Ce qui ressort de l’initiative 1:12 c’est précisément l’idée que l’argent est là, mais qu’il est mal réparti. 

 

Vers un affaiblissement du diktat de la paix du travail

Chaque lutte sociale pour l’amélioration générale des conditions de travail est opposée au mythe de la paix du travail et du dialogue social dans lequel l’Etat n’interviendrait pas, ou le moins possible, système présenté comme garant du « miracle suisse ». En fait de contribuer au « miracle suisse », le mythe de la paix du travail ne se révèle aujourd’hui qu’être un frein aux avancées sociales dans lequel le dialogue entre partenaires sociaux se réduit généralement au mieux à un consensus mou, au pire à des vetos patronaux, quand les maigres cacahuètes accordées aux sa­la­rié·e·s ne sont pas monnayées en échange d’avantage certains pour le patronat comme des extensions d’heures d’ouverture des magasins.

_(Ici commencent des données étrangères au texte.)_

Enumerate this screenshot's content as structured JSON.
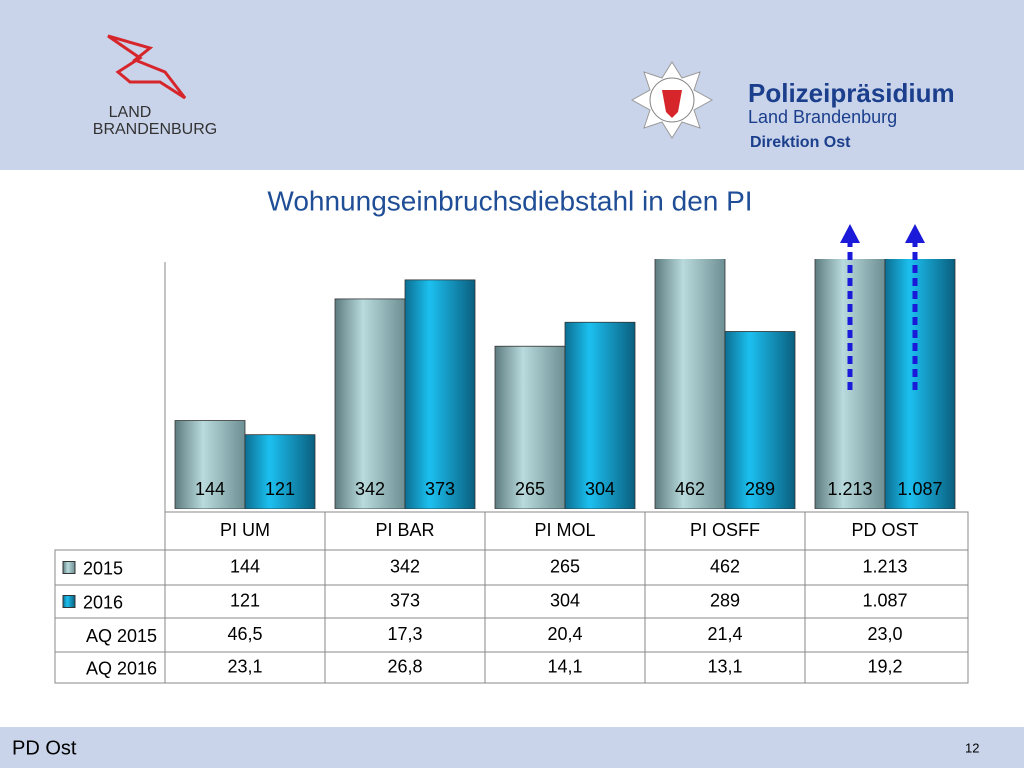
{
  "header": {
    "logo_left": [
      "LAND",
      "BRANDENBURG"
    ],
    "org": "Polizeipräsidium",
    "org_sub": "Land Brandenburg",
    "division": "Direktion Ost"
  },
  "chart_data": {
    "type": "bar",
    "title": "Wohnungseinbruchsdiebstahl in den PI",
    "categories": [
      "PI UM",
      "PI BAR",
      "PI MOL",
      "PI OSFF",
      "PD OST"
    ],
    "series": [
      {
        "name": "2015",
        "color": "#9cc4c8",
        "values": [
          144,
          342,
          265,
          462,
          1213
        ],
        "value_labels": [
          "144",
          "342",
          "265",
          "462",
          "1.213"
        ]
      },
      {
        "name": "2016",
        "color": "#19b7ea",
        "values": [
          121,
          373,
          304,
          289,
          1087
        ],
        "value_labels": [
          "121",
          "373",
          "304",
          "289",
          "1.087"
        ]
      }
    ],
    "table_rows": [
      {
        "name": "AQ 2015",
        "values": [
          "46,5",
          "17,3",
          "20,4",
          "21,4",
          "23,0"
        ]
      },
      {
        "name": "AQ 2016",
        "values": [
          "23,1",
          "26,8",
          "14,1",
          "13,1",
          "19,2"
        ]
      }
    ],
    "ylim": [
      0,
      407
    ]
  },
  "footer": {
    "label": "PD Ost",
    "page": "12"
  }
}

Dans ce contexte, toute nouvelle réglementation permettant d’encadrer les rapports de travail est une prérogative retirée au patronat en faveur du contrôle démocratique, comme le souligne le soutien de l’Union Syndicale Suisse à l’initiative 1:12, et un pas de plus vers l’affaiblissement du diktat de la paix du travail. 

 

1:12, des salaires moins inégaux?

Disons-le d’emblée, un écart salarial de 1 à 12 est déjà un écart ahurissant, tellement ahurissant qu’il ne concerne, selon une étude indépendante relayée par les médias début octobre, que 1200 entreprises sur le territoire suisse. Même passé ce point, fixé de toute évidence pour des raisons pragmatiques, reste néanmoins un goût d’inachevé. Alors que le contenu de l’initiative 1:12 permet en effet le développement d’un débat posé en terme de classes, dans lequel la richesse encaissée par les hauts revenus apparaît directement reliée à l’exploitation des masses salariées, l’argumentaire développé par les ini­tiant·e·s semble rester fixé sur la pointe la plus émergée de l’iceberg, mettant en avant les écarts les plus mirobolants exprimés par exemple par le salaire d’un Brady Dougan.

Si cette communication choc peut évidemment se révéler payante, la démesure qu’elle met en lumière peut également avoir pour effet pervers de faire apparaître comme quantité négligeable les écarts de salaire rencontrés dans le quotidien, voire donner caution à des entreprises en fixant un seuil socialement acceptable d’inégalité salariale. C’est en ce sens que l’initiative 1:12 n’échappe pas à l’écueil d’une forme de « moralisation du capitalisme », assumée dans le propre argumentaire de la Jeunesse Socialiste Suisse qui entend empêcher par son introduction les « dérives néo-libérales ». 

1:12 est donc un essai, une forme de préparation vers l’introduction d’un salaire minimum légal qui changera cette fois réellement le quotidien de milliers de sa­la­rié·e·s de ce pays. A nous de savoir profiter des portes qu’ouvre cette initiative.